Das ist kaum seriös vorherzusagen, weil die Corona-Krise eine neue und außergewöhnliche Ausnahmesituation darstellt. Vielleicht sind jetzt auch Menschen zur Briefwahl motiviert, die davon sonst keinen Gebrauch machen. Normalerweise schneiden unter den per Brief Wählenden die CDU und die Grünen besser ab. Die CDU hat einen hohen Anteil älterer Unterstützer, für die das Wählen so etwas wie Bürgerpflicht ist. Bei den Grünen sind viele gut gebildete und mobile Bevölkerungsgruppen engagiert, für die das Briefwählen selbstverständlich und keine Hürde ist. Dagegen tun sich manche Wählergruppen der SPD, Ältere mit formal niedrigeren Bildungsabschlüssen etwa, mit der Briefwahl eher schwer. Auch die AfD könnte Einbußen haben, weil Protestwähler sich oft nicht im Vorfeld um die Briefwahlanträge kümmern. Aber, wie gesagt: Unter Corona ist vieles anders und das kann auch beim Wahlverhalten so sein.
Professor. Helmar Schöne
2011 lag die Wahlbeteiligung bei 66,3, 2016 bei 70,4 Prozent. Glauben Sie, dass die Corona-Pandemie dazu geführt haben könnte, dass die Landtagswahl eine höhere Bedeutung für die Menschen hat, es also noch einmal einen Anstieg geben wird/könnte?

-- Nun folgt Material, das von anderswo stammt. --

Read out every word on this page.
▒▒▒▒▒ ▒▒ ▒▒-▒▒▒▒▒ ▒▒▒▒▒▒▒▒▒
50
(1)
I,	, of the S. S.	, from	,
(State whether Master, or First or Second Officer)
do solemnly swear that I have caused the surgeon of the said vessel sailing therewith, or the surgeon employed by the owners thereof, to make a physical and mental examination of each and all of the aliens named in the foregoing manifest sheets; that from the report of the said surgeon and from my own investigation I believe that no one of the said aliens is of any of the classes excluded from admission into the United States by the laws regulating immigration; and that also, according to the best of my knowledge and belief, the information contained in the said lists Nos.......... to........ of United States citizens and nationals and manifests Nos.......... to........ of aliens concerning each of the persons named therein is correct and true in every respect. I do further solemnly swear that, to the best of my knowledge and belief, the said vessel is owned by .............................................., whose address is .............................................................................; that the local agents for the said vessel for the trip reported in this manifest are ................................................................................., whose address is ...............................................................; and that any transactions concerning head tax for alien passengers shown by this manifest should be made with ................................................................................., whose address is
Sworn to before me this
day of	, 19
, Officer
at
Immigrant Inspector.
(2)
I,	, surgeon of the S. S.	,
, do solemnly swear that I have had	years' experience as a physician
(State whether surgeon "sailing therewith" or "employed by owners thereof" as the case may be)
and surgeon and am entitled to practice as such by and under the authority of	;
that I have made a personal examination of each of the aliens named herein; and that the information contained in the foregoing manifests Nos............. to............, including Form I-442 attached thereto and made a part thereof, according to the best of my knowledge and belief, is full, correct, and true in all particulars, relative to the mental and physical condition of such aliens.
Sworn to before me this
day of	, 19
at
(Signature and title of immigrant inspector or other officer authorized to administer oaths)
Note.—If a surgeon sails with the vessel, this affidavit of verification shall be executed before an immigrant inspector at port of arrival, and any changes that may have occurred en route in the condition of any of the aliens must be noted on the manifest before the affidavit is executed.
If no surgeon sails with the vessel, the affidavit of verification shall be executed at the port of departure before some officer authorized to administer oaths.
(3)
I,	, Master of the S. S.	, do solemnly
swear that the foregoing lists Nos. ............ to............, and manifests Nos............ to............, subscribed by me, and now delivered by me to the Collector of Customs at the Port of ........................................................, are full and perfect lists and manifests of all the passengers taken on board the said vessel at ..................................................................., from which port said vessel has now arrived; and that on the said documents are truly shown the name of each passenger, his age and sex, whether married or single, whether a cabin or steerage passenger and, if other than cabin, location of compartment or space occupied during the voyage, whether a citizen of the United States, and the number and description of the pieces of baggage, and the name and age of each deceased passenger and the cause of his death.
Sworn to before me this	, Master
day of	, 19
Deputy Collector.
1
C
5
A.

Früher waren die Menschen oft auf Dauer an eine Partei gebunden. Diese sogenannte Parteiidentifikation hat nachgelassen. Viele Menschen wählen heute mal die eine, mal die andere Partei – oder sie wählen auch gar nicht.
Aus Umfragen ist bekannt, dass etwa die Hälfte der Befragten noch nicht sicher wissen, wen oder ob sie wählen wollen.
Das erschwert Prognosen. Außerdem ist Corona nicht der einzige Einflussfaktor. Im
Moment erschüttern ja
Skandale um zwei CDU/ CSU-Bundestagsabgeordnete, einer aus Baden-Württemberg, die sich an Maskendeals bereichert haben sollen, die Republik. Auch das kann Auswirkungen auf die Wahlen haben.
„Der Wettstreit politischer Ideen ist ein Lebenselixier der Demokratie.“
Speziell in Krisen erlangen die Parteien aus dem rechten Spektrum größeren Zuspruch. Nun befinden wir uns in einer der größten Krisen unserer Zeit – und die AfD hat bislang zumindest keine Bäume ausgerissen, liegt bei den jüngsten Umfragewerten etwa bei elf Prozent. Ist diese These damit obsolet?
Es spricht einiges dafür, dass die AfD wieder auf dem absteigenden Ast ist. Dafür gibt es vor allem drei Gründe: Erstens hat sich die Fraktion im Landtag zerstritten und als unfähig präsentiert, Politik zu gestalten. Sie schrumpfte von 23 auf 15 Abgeordnete. Zweitens ist die AfD immer weiter in die rechte Ecke gerückt. Der Einfluss von Neonazis verschreckt dann doch viele Wähler. Drittens vertrauen in der Krise die Bürgerinnen und Bürger doch lieber auf erfahrenes politisches Personal. Die Skandale um die Bereicherung von Politikern sind andererseits Mühlen auf das Wasser von Protestwählern.
Wird dieser digitale Schwung, der durch die meisten Parteien gezogen ist, anhalten? Muss er das vielleicht sogar?
Corona wirkt wie ein Katalysator, der begonnene Entwicklungen verstärkt und beschleunigt. Das ist in den Parteien nicht anders als in Hochschulen, Schulen oder Betrieben. Wo digitale Kommunikations- und Veranstaltungsformate gut funktionieren, wird es sie auch in der Zukunft geben. Warum sollen zum Beispiel alle Teilnehmenden eines Parteivorstandes sich auf den Weg zu einem Sitzungsort machen, wenn ein Treffen auch von zu Hause aus möglich ist? Das spart Aufwand, Zeit und Fahrtkosten.